While knowledge of St Patrick is also sparse in Rwanda, Mary Sugrue has been using the locals' love of Guinness to help explain the importance of the day.

"Patrick is a very common name here but people know nothing about St Patrick's Day," says the Cork native, who is close to completing a two-year placement with the VSO at a teacher-training college in the town of Kibuye in Western Rwanda. "But people in East Africa love Guinness – they actually mix it with coke to make an energy drink. So when you tell them it is a day when everyone drinks Guinness, they understand it's a very special day [laughs]."

However, despite being so far from Ireland this March 17, living in Rwanda surprisingly evokes strong memories of home.

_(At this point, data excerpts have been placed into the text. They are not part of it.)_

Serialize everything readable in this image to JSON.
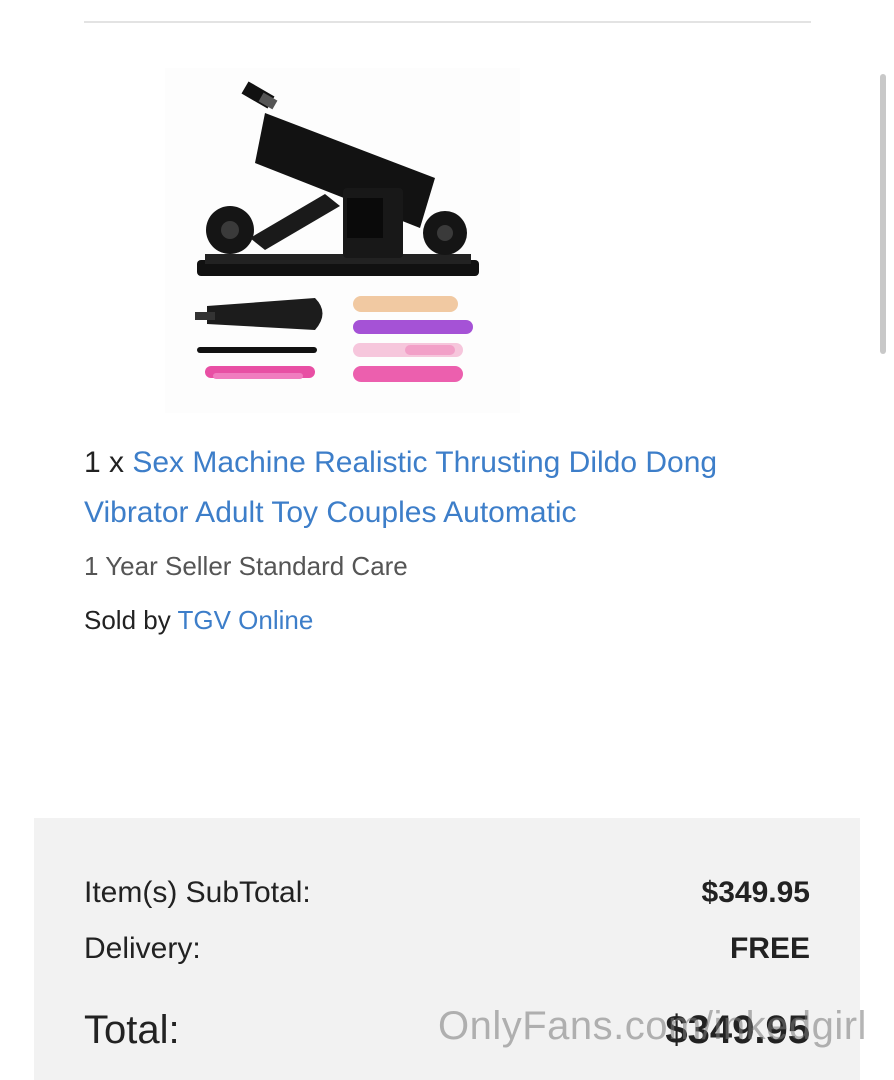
{
  "product": {
    "quantity_prefix": "1 x ",
    "title_line1": "Sex Machine Realistic Thrusting Dildo Dong",
    "title_line2": "Vibrator Adult Toy Couples Automatic",
    "care_plan": "1 Year Seller Standard Care",
    "sold_by_label": "Sold by ",
    "seller_name": "TGV Online",
    "link_color": "#3d7ec9"
  },
  "summary": {
    "subtotal_label": "Item(s) SubTotal:",
    "subtotal_value": "$349.95",
    "delivery_label": "Delivery:",
    "delivery_value": "FREE",
    "total_label": "Total:",
    "total_value": "$349.95",
    "background": "#f2f2f2"
  },
  "watermark": {
    "text": "OnlyFans.com/inkedgirl"
  }
}
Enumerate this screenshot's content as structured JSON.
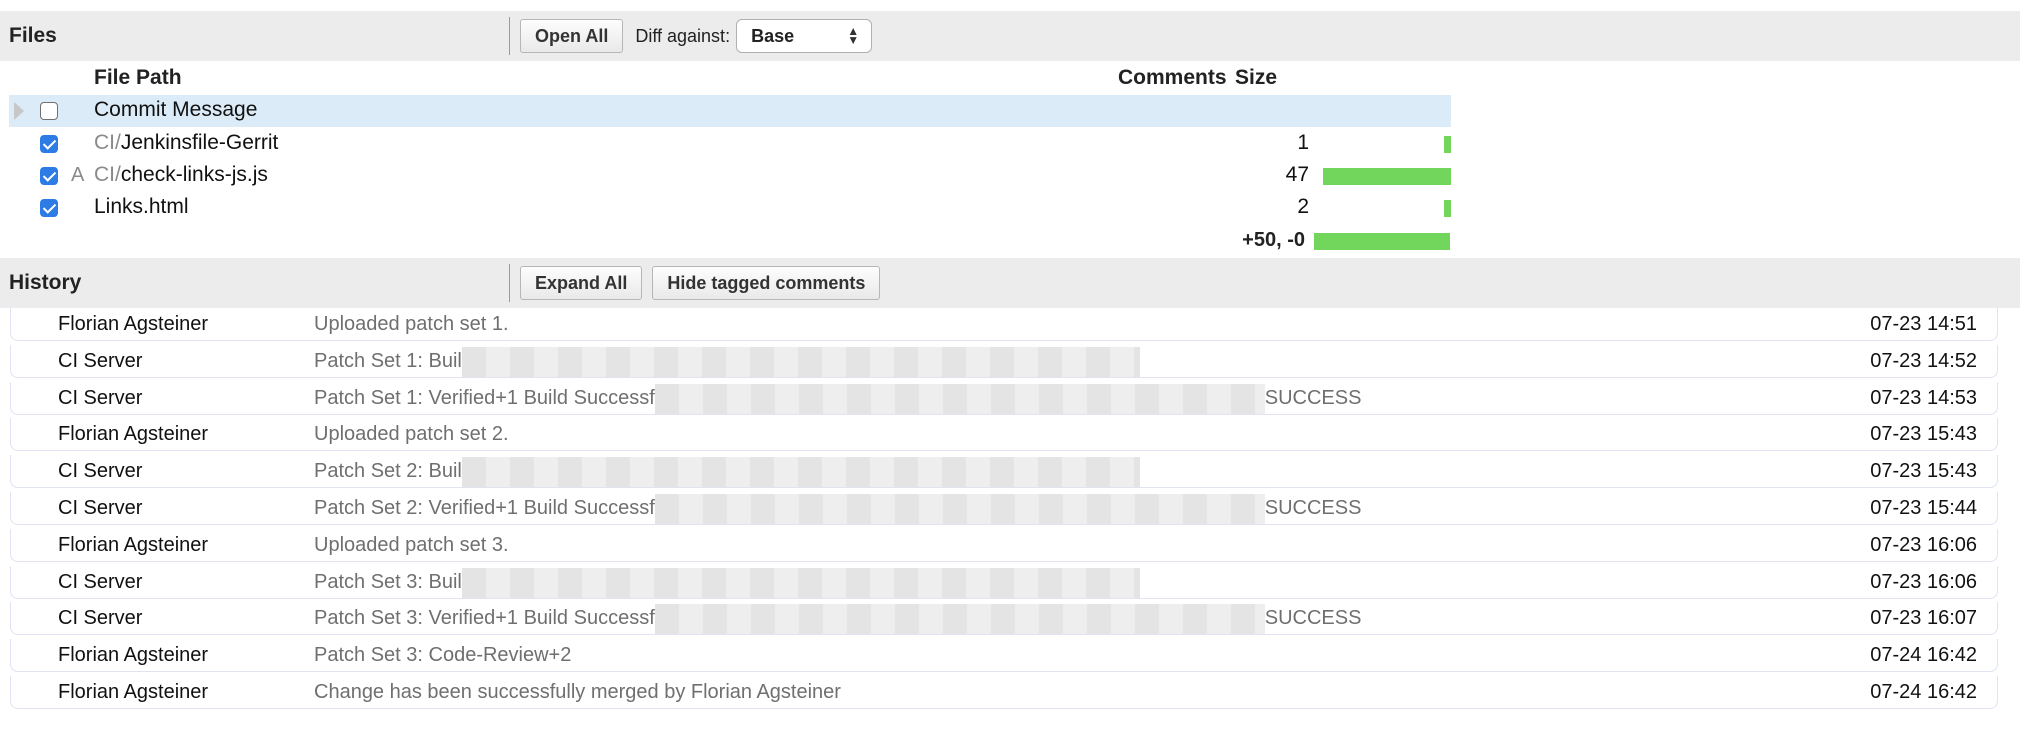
{
  "files": {
    "title": "Files",
    "open_all": "Open All",
    "diff_label": "Diff against:",
    "diff_value": "Base",
    "headers": {
      "path": "File Path",
      "comments": "Comments",
      "size": "Size"
    },
    "rows": [
      {
        "dir": "",
        "name": "Commit Message",
        "status": "",
        "comments": "",
        "size_fraction": 0,
        "checked": false,
        "selected": true
      },
      {
        "dir": "CI/",
        "name": "Jenkinsfile-Gerrit",
        "status": "",
        "comments": "1",
        "size_fraction": 0.05,
        "checked": true,
        "selected": false
      },
      {
        "dir": "CI/",
        "name": "check-links-js.js",
        "status": "A",
        "comments": "47",
        "size_fraction": 0.94,
        "checked": true,
        "selected": false
      },
      {
        "dir": "",
        "name": "Links.html",
        "status": "",
        "comments": "2",
        "size_fraction": 0.05,
        "checked": true,
        "selected": false
      }
    ],
    "total": "+50, -0",
    "total_fraction": 1.0
  },
  "history": {
    "title": "History",
    "expand_all": "Expand All",
    "hide_tagged": "Hide tagged comments",
    "rows": [
      {
        "author": "Florian Agsteiner",
        "message": "Uploaded patch set 1.",
        "redacted": false,
        "suffix": "",
        "date": "07-23 14:51"
      },
      {
        "author": "CI Server",
        "message": "Patch Set 1: Buil",
        "redacted": true,
        "redact_size": "short",
        "suffix": "",
        "date": "07-23 14:52"
      },
      {
        "author": "CI Server",
        "message": "Patch Set 1: Verified+1 Build Successf",
        "redacted": true,
        "redact_size": "long",
        "suffix": "SUCCESS",
        "date": "07-23 14:53"
      },
      {
        "author": "Florian Agsteiner",
        "message": "Uploaded patch set 2.",
        "redacted": false,
        "suffix": "",
        "date": "07-23 15:43"
      },
      {
        "author": "CI Server",
        "message": "Patch Set 2: Buil",
        "redacted": true,
        "redact_size": "short",
        "suffix": "",
        "date": "07-23 15:43"
      },
      {
        "author": "CI Server",
        "message": "Patch Set 2: Verified+1 Build Successf",
        "redacted": true,
        "redact_size": "long",
        "suffix": "SUCCESS",
        "date": "07-23 15:44"
      },
      {
        "author": "Florian Agsteiner",
        "message": "Uploaded patch set 3.",
        "redacted": false,
        "suffix": "",
        "date": "07-23 16:06"
      },
      {
        "author": "CI Server",
        "message": "Patch Set 3: Buil",
        "redacted": true,
        "redact_size": "short",
        "suffix": "",
        "date": "07-23 16:06"
      },
      {
        "author": "CI Server",
        "message": "Patch Set 3: Verified+1 Build Successf",
        "redacted": true,
        "redact_size": "long",
        "suffix": "SUCCESS",
        "date": "07-23 16:07"
      },
      {
        "author": "Florian Agsteiner",
        "message": "Patch Set 3: Code-Review+2",
        "redacted": false,
        "suffix": "",
        "date": "07-24 16:42"
      },
      {
        "author": "Florian Agsteiner",
        "message": "Change has been successfully merged by Florian Agsteiner",
        "redacted": false,
        "suffix": "",
        "date": "07-24 16:42"
      }
    ]
  }
}
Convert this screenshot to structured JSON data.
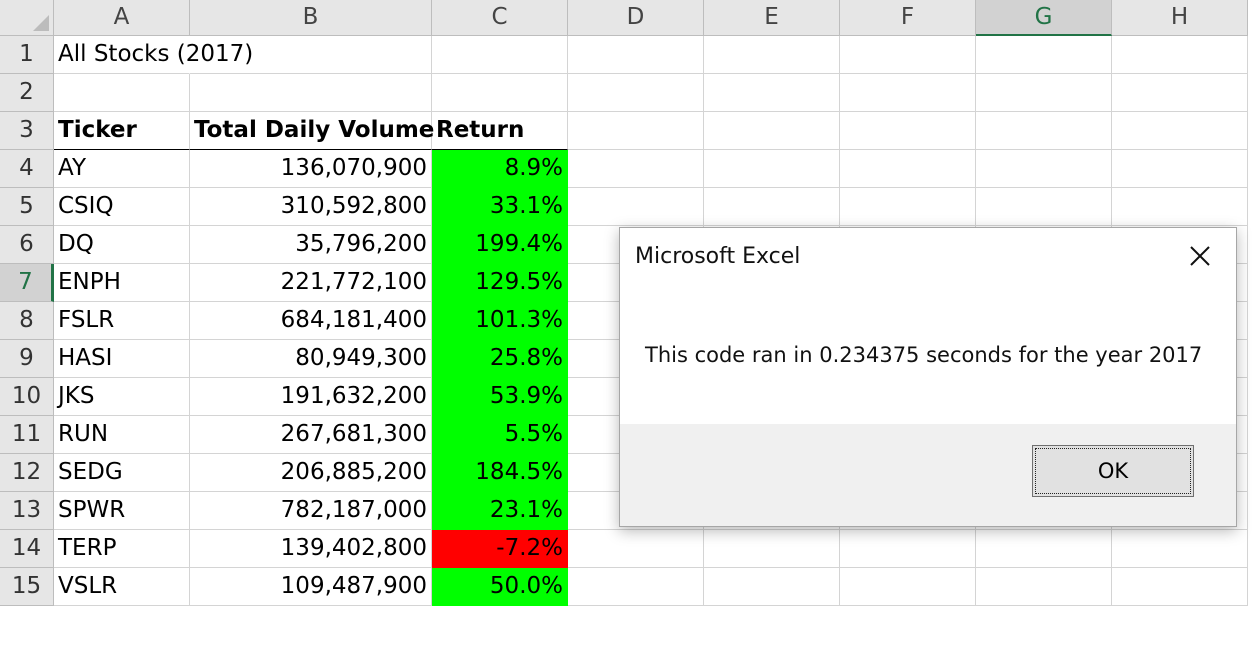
{
  "columns": [
    "A",
    "B",
    "C",
    "D",
    "E",
    "F",
    "G",
    "H"
  ],
  "active_column": "G",
  "active_row": 7,
  "rows": [
    1,
    2,
    3,
    4,
    5,
    6,
    7,
    8,
    9,
    10,
    11,
    12,
    13,
    14,
    15
  ],
  "sheet": {
    "title": "All Stocks (2017)",
    "headers": {
      "ticker": "Ticker",
      "volume": "Total Daily Volume",
      "return": "Return"
    },
    "records": [
      {
        "ticker": "AY",
        "volume": "136,070,900",
        "return": "8.9%",
        "status": "positive"
      },
      {
        "ticker": "CSIQ",
        "volume": "310,592,800",
        "return": "33.1%",
        "status": "positive"
      },
      {
        "ticker": "DQ",
        "volume": "35,796,200",
        "return": "199.4%",
        "status": "positive"
      },
      {
        "ticker": "ENPH",
        "volume": "221,772,100",
        "return": "129.5%",
        "status": "positive"
      },
      {
        "ticker": "FSLR",
        "volume": "684,181,400",
        "return": "101.3%",
        "status": "positive"
      },
      {
        "ticker": "HASI",
        "volume": "80,949,300",
        "return": "25.8%",
        "status": "positive"
      },
      {
        "ticker": "JKS",
        "volume": "191,632,200",
        "return": "53.9%",
        "status": "positive"
      },
      {
        "ticker": "RUN",
        "volume": "267,681,300",
        "return": "5.5%",
        "status": "positive"
      },
      {
        "ticker": "SEDG",
        "volume": "206,885,200",
        "return": "184.5%",
        "status": "positive"
      },
      {
        "ticker": "SPWR",
        "volume": "782,187,000",
        "return": "23.1%",
        "status": "positive"
      },
      {
        "ticker": "TERP",
        "volume": "139,402,800",
        "return": "-7.2%",
        "status": "negative"
      },
      {
        "ticker": "VSLR",
        "volume": "109,487,900",
        "return": "50.0%",
        "status": "positive"
      }
    ]
  },
  "colors": {
    "positive_fill": "#00ff00",
    "negative_fill": "#ff0000",
    "accent": "#217346"
  },
  "dialog": {
    "title": "Microsoft Excel",
    "message": "This code ran in 0.234375 seconds for the year 2017",
    "ok_label": "OK",
    "close_icon": "close-icon"
  }
}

'For me, it is like stepping back in time in Ireland to 30 years ago," she says. "When you are walking on the street, everyone says hello and people are not in any rush and are very polite. They will always ask you where you are from and have a curiosity that is familiar to Irish people. The scenery is also very green and lush, and quite like Ireland – apart from all the banana trees."

But even when feeling at home away from home, some things still get lost in translation.

"There is no word in the local language for 'like'," laughs Mary. "So I was on a bus one day talking to a man about Ireland, and when I told him I love U2, he thought I meant I was in love with him. Let's just say it was a very uncomfortable bus journey after that!

"I was surprised no one here has heard of U2, but Westlife are huge. So unfortunately everyday I am forced to hear Westlife blaring from speakers [laughs]."

And while Mary is no doubt hoping the boyband's music does not feature on the playlist for Sunday's celebrations, she is getting ready to join with over 1,000 people who are expected to come and party for St Patrick.

"We have had people sending us bunting and flags from Ireland," says Mary. "And there will be lots of dancing and singing. For me, it is important to show off our culture and I wanted it to be more than just about a gang of us drinking."

And like most Irish people living in far-flung places, the importance of St Patrick's Day rapidly takes on a greater significance.

"I remember last year that we started to decorate early in the day," says Mary.

"I left and returning later to see the flags and the whole place covered in green, white and gold. To be honest, it felt quite emotional.

"When you are away, St Patrick's Day becomes much more important than it ever was when living in Ireland," she says.